According to the Associated Press, “two dozen white supremacists, neo-Nazis, and white nationalist organizations” are accused of conspiring to commit racially-motivated violence in Charlottesville. The jury is currently deliberating on whether they are responsible for violence during the Unite the Right rally held in 2017 and if they are liable for injuries sustained by the plaintiffs of the federal lawsuit.

Before deliberations began, lawyers for the plaintiffs told jurors that the defendants “planned, executed and then celebrated” racially motivated violent attacks. Text messages and social media posts from the defendants, including racist slurs and perceived threats of violence, were also shown.

Lawyers for the defendants claimed that injuries by themselves cannot prove that their clients conspired to commit violence. They also invoked the First Amendment to counter the racist messages shown to the jury.

The Unite the Right rally was held on August 11 and 12 of 2017 in Charlottesville in response to the city’s plans to remove a statue of Confederate General Robert E. Lee.

James Alex Fields Jr., a defendant in the lawsuit and an admitted admirer of Adolf Hitler, is currently serving life in prison for running his car through a crowd of counter-protestors. One such counter-protestor, Heather Heyer, was killed, and dozens of others were injured over two days. Nine of those people filed the lawsuit.

The jury deliberated for over seven hours without reaching a verdict.
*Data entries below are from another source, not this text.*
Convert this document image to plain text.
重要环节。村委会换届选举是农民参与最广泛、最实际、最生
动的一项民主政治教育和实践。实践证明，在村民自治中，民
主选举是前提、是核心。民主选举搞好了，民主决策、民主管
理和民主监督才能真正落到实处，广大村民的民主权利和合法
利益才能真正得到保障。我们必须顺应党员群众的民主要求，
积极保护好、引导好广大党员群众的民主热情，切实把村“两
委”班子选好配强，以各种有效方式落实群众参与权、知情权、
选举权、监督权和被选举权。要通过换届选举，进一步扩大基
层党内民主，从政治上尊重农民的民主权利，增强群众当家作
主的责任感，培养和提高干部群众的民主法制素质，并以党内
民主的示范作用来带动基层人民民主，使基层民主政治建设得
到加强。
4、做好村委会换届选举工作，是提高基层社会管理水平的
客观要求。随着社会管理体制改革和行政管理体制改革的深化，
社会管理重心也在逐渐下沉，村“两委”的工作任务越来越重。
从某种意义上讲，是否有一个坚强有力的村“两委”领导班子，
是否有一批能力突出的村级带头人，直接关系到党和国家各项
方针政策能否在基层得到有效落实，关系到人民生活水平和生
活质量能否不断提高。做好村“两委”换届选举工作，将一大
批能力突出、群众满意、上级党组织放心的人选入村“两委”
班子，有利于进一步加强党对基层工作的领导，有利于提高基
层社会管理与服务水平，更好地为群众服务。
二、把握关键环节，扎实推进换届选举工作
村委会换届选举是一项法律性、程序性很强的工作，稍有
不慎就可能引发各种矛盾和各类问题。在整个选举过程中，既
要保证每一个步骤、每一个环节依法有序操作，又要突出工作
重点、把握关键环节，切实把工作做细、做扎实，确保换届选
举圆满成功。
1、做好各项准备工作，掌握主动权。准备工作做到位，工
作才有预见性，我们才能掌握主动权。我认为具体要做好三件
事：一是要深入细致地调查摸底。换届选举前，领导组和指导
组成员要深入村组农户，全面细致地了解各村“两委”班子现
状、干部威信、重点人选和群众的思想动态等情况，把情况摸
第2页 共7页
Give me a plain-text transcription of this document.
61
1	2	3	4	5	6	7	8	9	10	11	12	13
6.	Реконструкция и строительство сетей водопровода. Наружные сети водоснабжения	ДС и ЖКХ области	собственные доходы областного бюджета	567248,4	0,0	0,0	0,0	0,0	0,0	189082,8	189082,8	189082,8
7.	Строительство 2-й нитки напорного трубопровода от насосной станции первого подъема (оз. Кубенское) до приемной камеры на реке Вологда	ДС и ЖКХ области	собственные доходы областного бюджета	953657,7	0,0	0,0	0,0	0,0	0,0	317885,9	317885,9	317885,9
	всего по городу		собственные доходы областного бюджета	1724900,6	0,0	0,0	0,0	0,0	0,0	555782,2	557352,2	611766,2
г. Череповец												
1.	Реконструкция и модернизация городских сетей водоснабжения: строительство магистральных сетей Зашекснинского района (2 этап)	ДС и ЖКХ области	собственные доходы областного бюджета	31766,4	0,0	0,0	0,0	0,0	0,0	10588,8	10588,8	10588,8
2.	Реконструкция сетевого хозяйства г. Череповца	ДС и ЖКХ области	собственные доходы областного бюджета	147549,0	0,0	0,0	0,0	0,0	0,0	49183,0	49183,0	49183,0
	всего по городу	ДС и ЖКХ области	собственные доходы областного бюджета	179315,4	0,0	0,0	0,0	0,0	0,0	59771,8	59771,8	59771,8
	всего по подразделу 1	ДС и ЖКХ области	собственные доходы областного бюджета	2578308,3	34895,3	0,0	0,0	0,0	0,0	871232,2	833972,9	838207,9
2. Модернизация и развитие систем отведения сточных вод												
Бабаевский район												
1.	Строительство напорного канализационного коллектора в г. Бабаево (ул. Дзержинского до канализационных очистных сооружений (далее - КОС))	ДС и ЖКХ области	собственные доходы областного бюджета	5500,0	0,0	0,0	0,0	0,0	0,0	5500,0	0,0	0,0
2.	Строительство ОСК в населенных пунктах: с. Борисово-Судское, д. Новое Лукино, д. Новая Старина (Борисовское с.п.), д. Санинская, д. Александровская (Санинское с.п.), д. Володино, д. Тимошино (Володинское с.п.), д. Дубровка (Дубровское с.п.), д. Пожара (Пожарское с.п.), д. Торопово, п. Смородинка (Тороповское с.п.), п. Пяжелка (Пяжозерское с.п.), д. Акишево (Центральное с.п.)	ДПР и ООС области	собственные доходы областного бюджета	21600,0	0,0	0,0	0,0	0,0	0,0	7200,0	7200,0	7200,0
The trial will resume on Monday, November 22. The statue of Lee that sparked the rally was removed last July.

For more reporting from the Associated Press, see below:

Jurors will also decide if the defendants are liable for compensatory and punitive damages for nine people who were physically hurt or emotionally scarred by the violence.

Just before deliberations began Friday morning, Judge Norman Moon said one juror was dismissed because his two children were possibly exposed to COVID-19 at school and were told to quarantine at home. Moon said the juror is unvaccinated and therefore poses a greater risk to others.

During a march on the University of Virginia campus, white nationalists surrounded counterprotesters, and shouted, “Jews will not replace us!” and threw burning tiki torches at them. The next day, an avowed admirer of Adolf Hitler rammed his car into a crowd, killing one woman and injuring 19.

The lawsuit seeks monetary damages and a judgment that the defendants violated the plaintiffs’ constitutional rights.

Lawyers for the plaintiffs invoked a 150-year-old law passed after the Civil War to shield freed slaves from violence and protect their civil rights. Commonly known as the Ku Klux Klan Act, the law contains a rarely used provision that allows private citizens to sue other citizens for civil rights violations.

The defendants used their closing arguments to distance themselves from Fields.

Several defendants have testified that they resorted to violence only after they or their associates were attacked. They’ve blamed the violence on anti-fascist protesters, known as antifa, and also each other.

The lawsuit is being funded by Integrity First for America, a nonprofit civil rights organization.

Updated 11/19/2021 at 6:03 p.m. ET: This story has been updated with additional information.